Abeilles : le pire n'est-il pas à venir ?

(28 janvier 2019)


La réalité est connue: des colonies d’abeilles disparaissent à un rythme soutenu depuis de nombreuses années et un peu partout dans le monde. Responsables désignés: les néonicotinoïdes, ces pesticides neurotoxiques prévus pour combattre les insectes nuisibles aux cultures. Ils sont efficaces, mais ils le sont indistinctement puisque les pollinisateurs, plutôt favorables aux mêmes cultures (notamment horticoles), sont eux aussi atteints. On pressent également un effet «rebond» sur le moyen, voire le long terme: puisque comme ces composés chlorés ou soufrés sont rémanents, ils persistent dans l’environnement où ils s’accumulent. Ils peuvent également être entraînés dans les nappes phréatiques, affecter des invertébrés au passage ou être captés par les racines de plantes sauvages à fleurs, qui sont butinées ensuite par les hyménoptères en général, et les abeilles en particulier. Celles-ci en reprennent donc, d’une certaine façon, une seconde dose !

 

Il va également de soi que dans la chaîne alimentaire, les prédateurs naturels des insectes et invertébrés puis ceux qui les consomment ensuite, concentrent les toxiques pouvant atteindre un seuil dommageable à leur niveau.

 

Une étude récemment publiée, menée entre 2012 et 2016 à ce propos, précise que quelle que soit la région du monde où ils ont été produits, 57 à 86% des miels – destinés aux humains – contiennent des traces au moins de ces neurotoxiques. Et il y a peu de chance que les choses changent, sauf évidemment si les concentrations du poison ont raison de toutes les abeilles. Du coup, il n’y aura plus de miel non plus; une façon radicale de régler le problème qui n’est tout de même pas celle attendue.

 

On sait que des dispositions relatives à l’utilisation des biocides en général ont été prises dans l’Union européenne et aux États-Unis en particulier.
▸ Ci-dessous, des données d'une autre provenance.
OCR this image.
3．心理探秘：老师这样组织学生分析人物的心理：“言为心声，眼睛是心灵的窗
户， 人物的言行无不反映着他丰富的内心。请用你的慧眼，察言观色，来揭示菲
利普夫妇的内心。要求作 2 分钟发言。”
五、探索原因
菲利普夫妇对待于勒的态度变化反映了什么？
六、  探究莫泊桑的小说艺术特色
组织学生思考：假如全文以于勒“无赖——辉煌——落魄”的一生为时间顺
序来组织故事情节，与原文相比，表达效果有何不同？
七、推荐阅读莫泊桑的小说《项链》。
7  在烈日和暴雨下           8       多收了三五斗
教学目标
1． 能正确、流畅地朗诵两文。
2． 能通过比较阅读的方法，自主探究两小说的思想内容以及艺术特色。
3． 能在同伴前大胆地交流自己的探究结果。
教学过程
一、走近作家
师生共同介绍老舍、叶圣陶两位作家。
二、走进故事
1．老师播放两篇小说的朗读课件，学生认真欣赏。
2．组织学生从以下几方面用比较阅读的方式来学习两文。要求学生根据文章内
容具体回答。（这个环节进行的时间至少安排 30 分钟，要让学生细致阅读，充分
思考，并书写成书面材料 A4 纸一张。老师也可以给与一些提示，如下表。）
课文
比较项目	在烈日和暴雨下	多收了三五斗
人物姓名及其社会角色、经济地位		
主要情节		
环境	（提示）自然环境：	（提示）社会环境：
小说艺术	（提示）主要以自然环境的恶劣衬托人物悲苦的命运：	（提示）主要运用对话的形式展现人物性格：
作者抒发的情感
Mais ces produits efficaces sont, au même titre que les néonicotinoïdes, peu biodégradables et risquent donc de s’accumuler ou d’être présents au moins pendant longtemps encore. Ils peuvent aussi, dans de nombreux organismes, se trouver une synergie toxique avec d’autres produits dont notre environnement n’est pas avare. 

 

Bien au-delà du réchauffement climatique dont on fait une lutte écologique prioritaire, il serait – dans nos régions «industrielles» au moins – plus sage ou urgent de s’inquiéter d’abord de cette pollution-là, parfois massive, toxique et souvent cachée, dont on a peu de chances de pouvoir se libérer facilement. Question de choix politique: dans un cas, on peut se contenter de taxer les automobilistes qui émettent du CO2, dans l’autre on risque d’hypothéquer quelques productions agricoles à forte dimension économique. Le choix n’est-il donc pas posé d’avance ?

Science, 20147; 356: 38-39

Jean-Michel DEBRY



Article paru dans le mag scientifique Athena  n° 339 (novembre-décembre 2018). Reproduit avec permission.